IV Edición

Curso 2007 - 2008

Alejandro Quintana

La luz del asilo

Macarena Guerrero, 15 años

                 Colegio Entreolivos (Sevilla)  

El timbre desgarró el silencio que flotaba en la inmensa sala. Martuska y sus amigas se vieron obligadas a dejar la conversación en el aire. Esos momentos eran los mejores del día, ya que cada una recordaba el pasado, con sus penas y alegrías, los buenos momentos de la juventud, sus amores, las verbenas… En fin, todo lo necesario para ocultar su desgracia actual. ¡Cómo desearía Martuska volver unos años atrás, cuando su vida tenía sentido!. Nunca se imaginó que acabaría en un asilo. Cuando Karl murió todo se le vino abajo ¡Cuánto le echaba de menos!

Aún recordaba las tardes, de novios, cuando él iba a recogerla desde la fábrica y las veces que le había dicho que ella era lo más bonito del mundo, cosas que le hacían detener el tiempo. Una tarde, después de veinticinco años de casados, Karl no llegó del trabajo. Había salido tarde de la fábrica y apretó tanto el acelerador de su

automóvil que se salió de una curva. Y pasó lo que pasó...

Ahora Martuska llevaba una vida monótona, ceñida a un horario, pero no se podía quejar: en Bratislava había mucha gente que dormía en las calles a pesar del frío.

-¡La hora de la merienda! –anunció una de las empleadas mientras zarandeaba a Martuska-. Parece que hoy no tienes ganas de comer. Date prisa, que tenéis unas visitas a las que hay que dar buena impresión.

Mientras les servían un cuenco con tres galletas aplastadas en leche,

apareció la visita. Eran doce muchachas de piel morena, muy lindas. Al

principio parecieron cohibidas, como si les impresionaran las paredes

desconchadas y la humedad en la que convivían las ancianas. Parecían tímidas

pero, poco a poco, se fueron dispersando por la sala.

-A mi lado –contaba Martuska- se sentaron dos chicas. No sabían nuestro idioma, sólo decir “hola”, “¿qué tal?” y “gracias”, pero aún así intentamos relacionarnos. Fue una tarde inolvidable, un regalo del cielo. Nos trataron tan bien que dejamos de pensar en todas nuestras desgracias. Más tarde se pusieron a bailar una danza que nunca habíamos visto, alegre y entretenida. Movían con requiebros las manos y los pies. Algunas nos animamos a imitarlas y entonces recordé a Karl, cuando me pidió bailar la primera vez, allá en el pueblo. Iba guapísimo con su pantalón en tonos marrones de las ocasiones especiales y su chaqueta a juego. Meses más tarde, de novios y también bailando, fue la primera vez que me besó. Fue inolvidable, un momento fugaz. Lo daría todo por volver a estar con él... ¡Dios mío, cuánto lo añoro!

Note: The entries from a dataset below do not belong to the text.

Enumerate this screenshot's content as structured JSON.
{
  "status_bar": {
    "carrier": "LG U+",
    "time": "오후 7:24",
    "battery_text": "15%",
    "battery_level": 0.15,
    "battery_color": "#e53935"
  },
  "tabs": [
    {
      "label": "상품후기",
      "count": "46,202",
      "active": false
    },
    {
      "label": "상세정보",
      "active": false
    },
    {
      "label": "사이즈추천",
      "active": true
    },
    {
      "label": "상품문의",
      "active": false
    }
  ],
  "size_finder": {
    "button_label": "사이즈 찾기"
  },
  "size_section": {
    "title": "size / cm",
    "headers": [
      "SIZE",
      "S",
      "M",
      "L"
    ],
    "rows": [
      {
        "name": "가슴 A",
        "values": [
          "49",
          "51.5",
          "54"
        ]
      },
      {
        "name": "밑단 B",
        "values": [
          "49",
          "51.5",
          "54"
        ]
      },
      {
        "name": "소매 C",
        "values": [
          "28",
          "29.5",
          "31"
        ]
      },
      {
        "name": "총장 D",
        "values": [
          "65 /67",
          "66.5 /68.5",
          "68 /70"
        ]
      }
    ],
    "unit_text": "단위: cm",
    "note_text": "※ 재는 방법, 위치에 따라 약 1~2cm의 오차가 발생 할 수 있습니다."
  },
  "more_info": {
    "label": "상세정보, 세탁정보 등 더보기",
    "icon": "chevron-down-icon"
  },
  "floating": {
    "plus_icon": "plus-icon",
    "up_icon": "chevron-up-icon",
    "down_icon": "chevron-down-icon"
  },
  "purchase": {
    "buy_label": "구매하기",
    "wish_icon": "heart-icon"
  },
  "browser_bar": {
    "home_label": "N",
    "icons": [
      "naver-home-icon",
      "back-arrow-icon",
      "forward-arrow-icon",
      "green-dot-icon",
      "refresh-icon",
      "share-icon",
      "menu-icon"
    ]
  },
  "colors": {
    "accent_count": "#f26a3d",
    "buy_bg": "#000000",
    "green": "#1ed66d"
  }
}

Las muchachas acudieron durante dos semanas. Pintaron la verja del jardín, que estaba oxidada. También limpiaban cada día los cuartos y ayudaban a las ancianas a comer.

-Eran tan amables... –continuó-. Nos poníamos a dibujar con ellas y a jugar al dominó. Nos entretuvimos hasta el día que se marcharon. Lloramos, porque duelen las despedidas. Prometieron volver el próximo verano y han cumplido su promesa durante cinco años más, hasta que enfermé y ya no pude estar con ellas. Me llevaron al hospital y allí estuve hasta el final de mis días. Pese a todo, me alegra que sigan visitando a mis amigas del asilo.